Alguien trae una picada y una panera con galleta de campo. Después de un par de horas, los implicados están en plena dimensión parrilloterapia. Pasan revista a la política, a la religión, a la pareja. Siguen las anécdotas y la opinión; las preguntas, el acercamiento, la reflexión. Puede haber discusiones en una parrilloterapia, claro. En esta también la hay: una de las implicadas es vegetariana y defiende su posición. No comerá ni una pizca de cordero a pesar de la insistencia. Sin embargo, ve cómo se asa lentamente y participa de la escena. Cada tanto, eso sí, mira para otro lado.

Tercera máxima: una parrilloterapia trasciende la carne y no es necesario ser carnívoro para participar. Tampoco es necesario que los participantes se conozcan. La parrilloterapia une.

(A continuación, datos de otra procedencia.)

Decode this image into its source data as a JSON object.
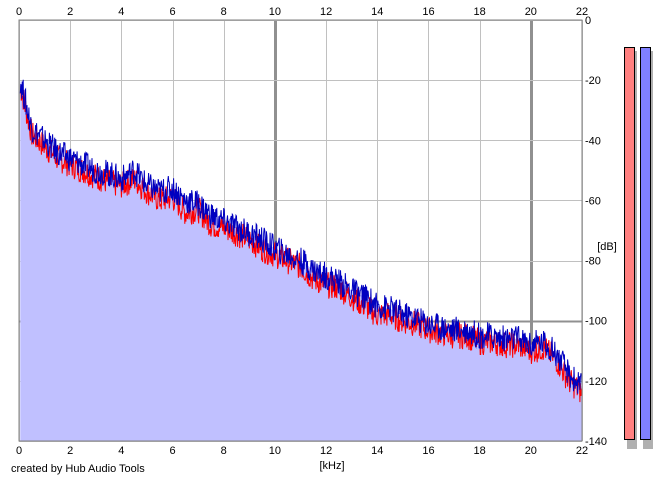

En una parrilloterapia la lista de temas nunca se termina. Alguien nombra al glaciar Perito Moreno a propósito de los nuevos hoteles y uno de los implicados, el más grande, cuenta de cuando fue por primera vez, hace 50 años. Llegó al Calafate en un DC3, un avión de museo. No había pasarela y un amigo que iba armado le tiró un par de tiros al glaciar para que se rompiera. Durmieron una noche en un refugio y por la noche escucharon los ronquidos del hielo. Otro implicado, uno joven, contó que trabaja cuatro meses por año en un barco que va a Ibiza. El resto del tiempo viaja y descansa en Argentina. Otro relata con detalles un choque terrible y del que sobrevivió, hace 15 años.

 

Cuarta máxima: la parrilloterapia no tiene edad, conviven y se nutren unos de otros, jóvenes y viejos. (Los niños no suelen ser implicados activos en una sesión de parrilloterapia).

El viento bate las copas de los árboles del monte y amenaza con apagar el fuego. La nube negra se acercó demasiado y las primeras gotas caen pesado. Uno de los implicados trae un paraguas y tapa el cordero como puede. Los demás implicados se tapan, se guarecen pero no se van.

Quinta máxima: la dimensión parrilloterapia ejerce fascinación sobre los implicados. Más que la transferencia. Se establecen códigos que se recuerdan en futuras parrilloterapias.

La lluvia dura poco, se la lleva el viento a otro pueblo. Después de bajar el cordero hacia el fuego, después de darlo vuelta y después de varias horas, más de cuatro seguro, el implicado a cargo hace una incisión precisa y dice que está listo. Corta una pata, después las costillas y cada uno -menos la implicada vegetariana que se prepara una tortilla de verduras- toman su trozo de cordero asado. En este momento, cerca de la hora en que la madreselva llena el aire de olor dulce, por primera vez los implicados dejan de hablar. Están masticando: el cordero, las anécdotas, el canto de los pájaros en el monte y la sabiduría que proporciona un domingo de parrilloterapia.